When working with digital formats, it’s working knowledge that the safest way to secure your materials in a production environment is to have three copies of your location camera masters. This ensures that that you always have one easily accessible replacement copy and one “end-of-the-world-emergency-copy” sitting on a shelf somewhere preferably other than your office.

That 2K project now consumes 25 TB or six of those Raid drives we were talking about (at least we didn’t shoot 4K, where we would be talking about 99 TB!).

Let’s add the additional two sets of Raid drives to our budget:

 

Your 2K Feature Film Budget        
Item Cost ($) Quantity Total ($) Notes
64 GB Card 250 3 750 Camera Stock
8 TB Raid 600 2 1200 Original Camera Master Copy
8 TB Raid 600 4 2400 Two Safety Copies of the Camera Media

 

Edit Media

Now that we have safely stored your camera masters, it’s time to think about editing.

The first thing people have to understand about working with RAW files is that you cannot simply offload the files from a camera and start editing right away. It’s not just suggested that you transcode these files for editing, it’s required. Even Adobe has dropped their native support for RAW editing in Premiere, citing performance issues in handling the immense amount of data.

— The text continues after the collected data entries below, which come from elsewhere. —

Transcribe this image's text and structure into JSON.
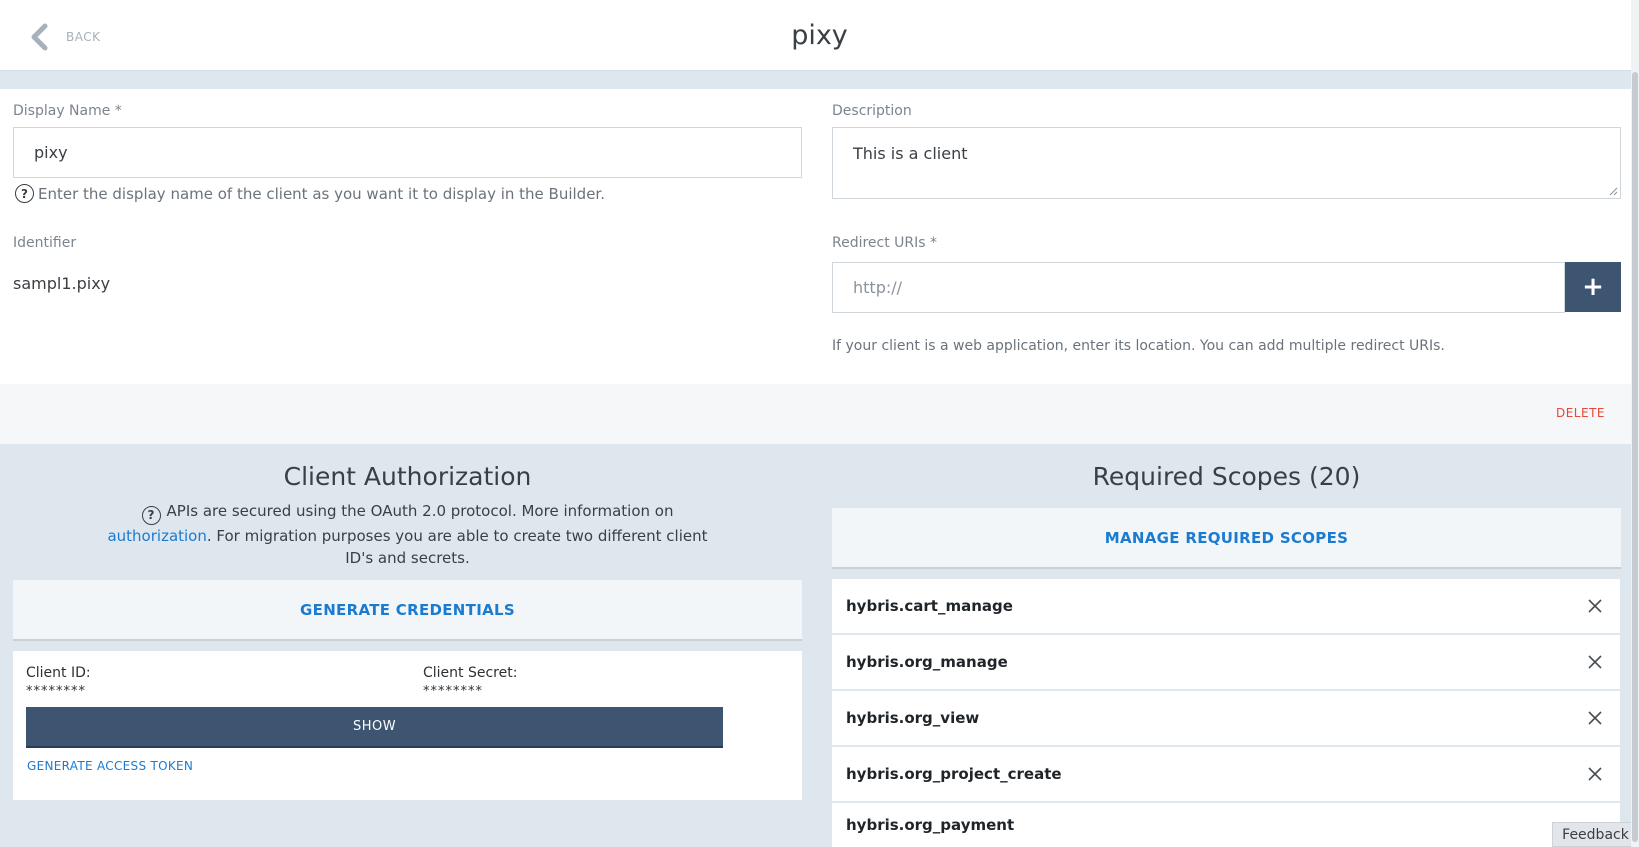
{
  "header": {
    "back_label": "BACK",
    "title": "pixy"
  },
  "form": {
    "display_name": {
      "label": "Display Name *",
      "value": "pixy",
      "help": "Enter the display name of the client as you want it to display in the Builder."
    },
    "description": {
      "label": "Description",
      "value": "This is a client"
    },
    "identifier": {
      "label": "Identifier",
      "value": "sampl1.pixy"
    },
    "redirect_uris": {
      "label": "Redirect URIs *",
      "placeholder": "http://",
      "add_label": "+",
      "help": "If your client is a web application, enter its location. You can add multiple redirect URIs."
    },
    "delete_label": "DELETE"
  },
  "client_authorization": {
    "title": "Client Authorization",
    "desc_before": "APIs are secured using the OAuth 2.0 protocol. More information on ",
    "desc_link": "authorization",
    "desc_after": ". For migration purposes you are able to create two different client ID's and secrets.",
    "generate_label": "GENERATE CREDENTIALS",
    "client_id_label": "Client ID:",
    "client_id_value": "********",
    "client_secret_label": "Client Secret:",
    "client_secret_value": "********",
    "show_label": "SHOW",
    "access_token_label": "GENERATE ACCESS TOKEN"
  },
  "required_scopes": {
    "title": "Required Scopes (20)",
    "manage_label": "MANAGE REQUIRED SCOPES",
    "items": [
      "hybris.cart_manage",
      "hybris.org_manage",
      "hybris.org_view",
      "hybris.org_project_create",
      "hybris.org_payment"
    ]
  },
  "feedback_label": "Feedback",
  "colors": {
    "accent": "#1a7bd1",
    "primary_button": "#3d5570",
    "danger": "#e5483c",
    "section_bg": "#dfe7ee"
  }
}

Upon first looking at your RAW files you might find that they are incredibly flat and unappealing. This is due to the nature of how RAW files store their image information. In order to “fix” their appearance and get them into edit-friendly format you will need to run them through software such as Resolve or Pomfort’s Clip House.

This process not only takes time, but will also produce a new set of media files. Some folks say we should treat processing RAW files like film and only “print” (read: transcode) the parts that we know we want. I wholeheartedly support this idea, but based on my experience it’s very rare to work with an editor, director, producer or client who doesn’t “want every frame” in front of them at all times.

Let’s assume we’re going to transcode our files into Apple ProRes 422 (HQ) to get a good set of media masters. At 2K we’re looking at 91GB/hour, so for 30 hours we’re looking at needing around another 3TB of storage. Let’s grab two 2TB drives so we can keep all our audio and have space for renders etc.:

 

Your 2K Feature Film Budget        
Item Cost ($) Quantity Total ($) Notes
64 GB Card 250 3 750 Camera Stock
8 TB Raid 600 2 1200 Original Camera Master Copy
8 TB Raid 600 4 2400 Two Safety Copies of the Camera Media
2 TB Drive 200  2 400 Edit Drives

 

Adding up the amount of storage between the camera masters and edit space we quickly reach 52 TB, which if you include the cost of the cards with the drives, we’re looking at around $4750 excluding any labor costs.

There a number of questions we still have not addressed: how will we be wrangling the data on set? Is there going to be a fleet of mobile drives running between set and a post facility, or will you have the large Raid drives on set with you? 8+ TB is a lot of information, what is your long-term archival plan? Can your current SAN handled the 8+ TB needed for each new production?

 

Conclusion

As you can see when shooting with RAW, even under the most controlled situations, the cost in both storage and price start adding up very quickly. If these numbers are making you a little scared to shoot RAW, don’t be. It’s a beautiful format, and you will be incredibly happy with the results. The cost of RAW is going to go down as storage media gets larger and cheaper.

For the immediate future RAW’s demanding file sizes is going to create more critical shooters and directors. To the joy of many editors, shooting ratios are going to decrease as productions take advantage of the format while attempting to keep costs down.

With the attention the new cameras are attracting, it is obvious that shooters and producers will be flocking to the RAW format. The interesting question that remains is after experimenting with RAW, how many productions will stick with this new form of digital cinema or determine that their future is still with compressed video formats.